Calpastatin ダブルニカースプラスミド(h)は、human 細胞株における CAST 座の高特異性編集のために設計された、対となる2つのプラスミドから構成される。各プラスミドは、Cas9 D10Aニカースと、CAST内の対向するDNA鎖を標的とする異なるsgRNAを発現する。対向するDNA鎖上の隣接する部位に誘導されると、2つのニカースはオフセットした一本鎖切断を生成し、これらが組み合わさってずれた二本鎖切断を生じさせる。これにより、両方のガイドによる協調的なオンターゲット活性が必要となる。
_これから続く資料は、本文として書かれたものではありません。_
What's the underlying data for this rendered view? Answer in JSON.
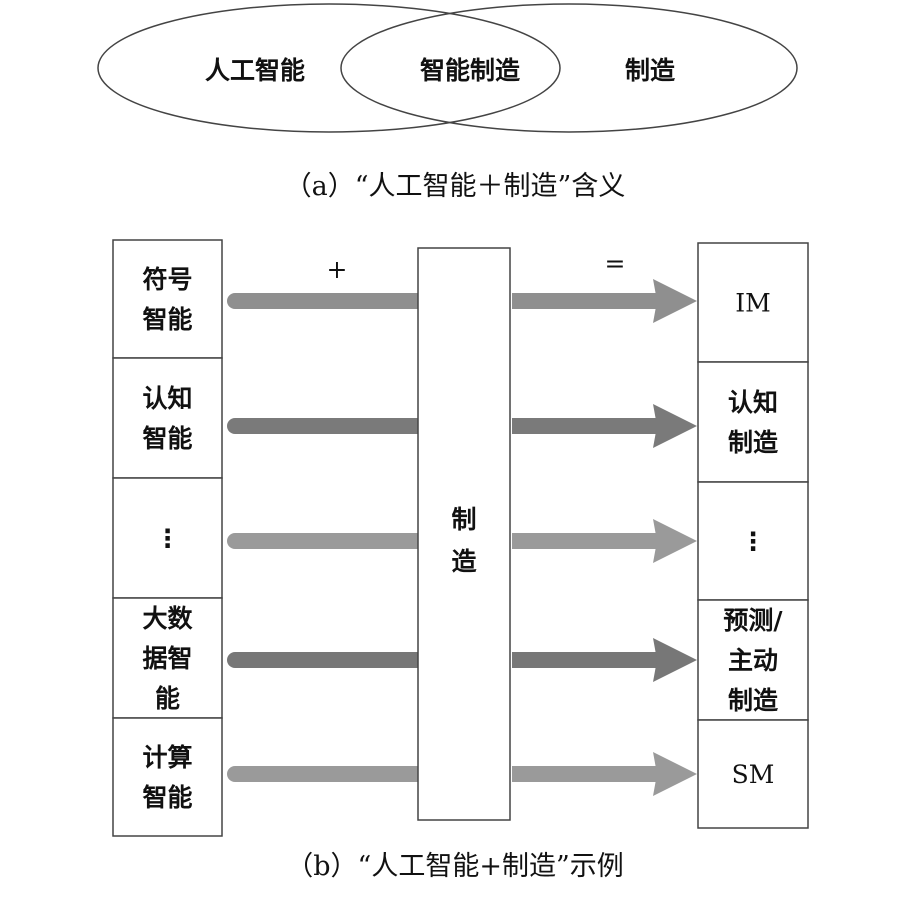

生じたDNA切断は、細胞内の内在性修復経路、特に非相同末端結合(NHEJ)によって修復され、その結果、CASTの機能を阻害する挿入または欠失が生じる。標的座標における2つのsgRNAの結合を必要とするこの二重ニッキング法は、編集の特異性を高め、標的精度に対するさらなる制御が求められる用途において、CRISPR戦略を補完するものである。
編集された細胞を効率的に同定するために、1つのプラスミドはトランスフェクトされた細胞集団を蛍光可視化するためのGFPをコードし、もう1つのプラスミドは抗生物質選別用のプロマイシン耐性遺伝子を保有しています。これらの機能により、共トランスフェクトされた細胞集団の効率的な濃縮が可能となり、CASTが破壊されたクローンの検証が簡素化されます。
研究用のみ。診断用または治療用ではありません。